How Netflix Ensures Highly-Reliable Online Stateful Systems

12 Mar 2024 (over 1 year ago)

Reliable Stateful Systems

Reliable stateful systems ensure successful read and write operations with expected consistency models, within designated latency service level objectives, and always in a reliable state.
Different failure modes in stateful services require different solutions.
Netflix focuses on building reliable stateful servers, pairing them with reliable stateful clients, and designing APIs to use reliability techniques.

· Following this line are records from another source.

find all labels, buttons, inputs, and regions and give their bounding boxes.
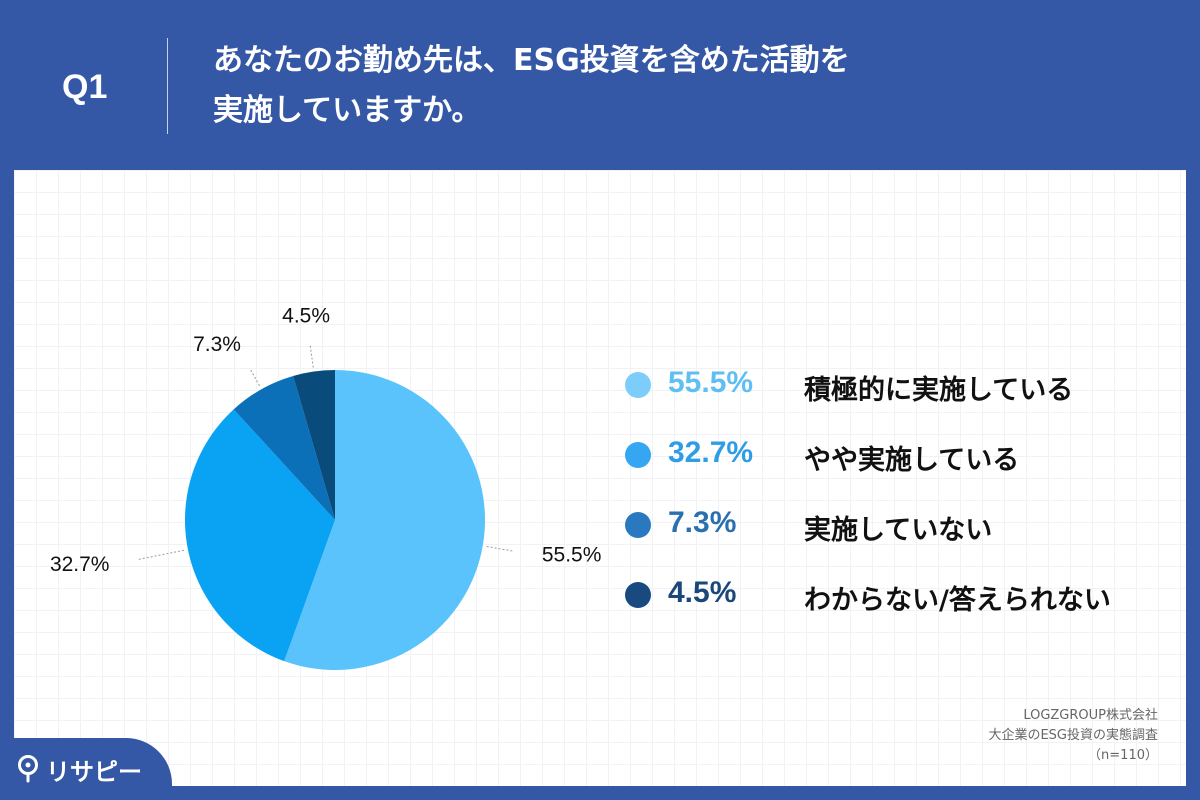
source-note: LOGZGROUP株式会社 大企業のESG投資の実態調査 （n=110）	[988, 706, 1158, 766]
legend-dot-icon	[625, 442, 651, 468]
legend-label: やや実施している	[804, 445, 1020, 476]
question-title-line-1: あなたのお勤め先は、ESG投資を含めた活動を	[213, 43, 850, 78]
pie-slice	[184, 409, 335, 662]
source-company: LOGZGROUP株式会社	[1023, 708, 1158, 723]
source-sample-size: （n=110）	[1088, 748, 1158, 763]
logo-text: リサピー	[46, 758, 142, 786]
legend-percent: 7.3%	[668, 506, 737, 539]
pie-data-label: 32.7%	[50, 553, 110, 576]
legend-dot-icon	[625, 582, 651, 608]
pin-icon	[18, 755, 38, 783]
pie-data-label: 55.5%	[542, 544, 602, 567]
legend-label: わからない/答えられない	[804, 585, 1111, 616]
legend-dot-icon	[625, 372, 651, 398]
pie-data-label: 4.5%	[282, 305, 330, 328]
legend-label: 積極的に実施している	[804, 375, 1074, 406]
leader-line	[136, 549, 185, 561]
legend-percent: 4.5%	[668, 576, 737, 609]
source-survey: 大企業のESG投資の実態調査	[988, 728, 1158, 743]
pie-slice	[284, 370, 485, 670]
pie-slice	[233, 375, 335, 520]
legend-percent: 55.5%	[668, 366, 754, 399]
leader-line	[486, 545, 515, 552]
header-divider	[167, 38, 168, 134]
pie-slice	[293, 370, 335, 520]
pie-data-label: 7.3%	[193, 333, 241, 356]
legend-label: 実施していない	[804, 515, 993, 546]
question-title-line-2: 実施していますか。	[213, 93, 482, 128]
leader-line	[250, 369, 260, 386]
legend-dot-icon	[625, 512, 651, 538]
leader-line	[309, 344, 314, 368]
chart-panel: 55.5% 32.7% 7.3% 4.5% 55.5% 積極的に実施している 32.7…	[14, 170, 1186, 786]
legend-percent: 32.7%	[668, 436, 754, 469]
question-title: あなたのお勤め先は、ESG投資を含めた活動を 実施していますか。	[213, 36, 850, 136]
pie-chart: 55.5% 32.7% 7.3% 4.5%	[50, 305, 602, 670]
brand-logo: リサピー	[0, 738, 172, 800]
question-number: Q1	[62, 68, 108, 106]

Netflix's Techniques for Reliable Stateful Services

Netflix uses a combination of techniques to achieve reliability for its stateful services, including:
- Decoupling the stateful process from the OS kernel.
- Using snapshot restoration to move state between instances quickly.
- Monitoring drives and JVMs for potential problems.
- Limiting the frequency of maintenance operations.
- Using in-place imaging to roll out software changes faster.
Netflix also uses caching to improve the reliability of its stateful services.
- Caches are treated as materialized view engines and are highly reliable.
- Caches are placed in front of services to protect them from load.
- Netflix has developed a technique called total near caching where the source of truth data store is not involved in the read path.
Netflix uses a number of techniques to make its stateful clients reliable, including:
- Signaling service level objectives per namespace and access pattern.
- Hedging requests.
- Using exponential backoff.
- Load unbalancing.
- Setting concurrency limits.
Compression reduces bite scent, adds useful properties like checksumming, and improves reliability by reducing the chances of SLO (Service Level Objective) busters.
SLOs define target and maximum latency objectives for services, and communicate concurrency limits to clients.
SLOs can be tuned based on namespace, client, and observed average latency.
Hedging involves sending multiple requests to different servers to improve reliability and meet SLOs.
Dynamic hedging adjusts the hedging strategy based on whether the client is likely to get a positive result.
Concurrency limiting prevents too much load from going to backend services.
GC-tolerant timers are used to prevent incorrect timeouts caused by garbage collection pauses.
Load balancing strategies like choice of two and weighted choice of N are used to avoid slow servers and improve latency.
Weighted choice of N exploits a priori knowledge about networks in the cloud to route requests to the closest replica.

Resilient Stateful APIs at Netflix

The video discusses techniques for building resilient stateful APIs at Netflix.
The key techniques mentioned are hedging, retrying, and breaking down work into smaller units.
Item potency tokens are used to ensure that mutable APIs are safe to retry.
Different types of item potency tokens are discussed, including client monotonic clocks, regional isolated tokens, and global isolated tokens.
The reliability and consistency trade-offs of different item potency token types are explained.
Real-world examples of how these concepts are applied in Netflix's key-value and time-series services are provided.
The importance of measuring and understanding the behavior of clocks in distributed systems is emphasized.
The video concludes by discussing how these techniques are implemented in Netflix's stateful APIs, including the use of paginated APIs and dynamic concurrency control for scans.
Item potency tokens are used to ensure idempotent writes and avoid duplicate operations.
Large responses are broken down into multiple pages to improve throughput and meet service level objectives (SLOs).

Additional Techniques

Decommissioned instances are detached but not terminated immediately to prevent them from re-entering the fleet.
Pre-flight checks help reject degraded hardware from re-entering the fleet.
Netflix targets an 80/20 split, with 80% of services using abstraction layers and 20% accessing storage engines directly.
Netflix provides a 25-page memo to users who access storage engines directly, outlining best practices for item potency, data store backups, and avoiding data loss.
Netflix offers data store client libraries in all major supported languages.
Netflix encourages users to use APIs with built-in item potency and resiliency techniques.
Netflix sometimes contributes resiliency techniques back to the open-source community.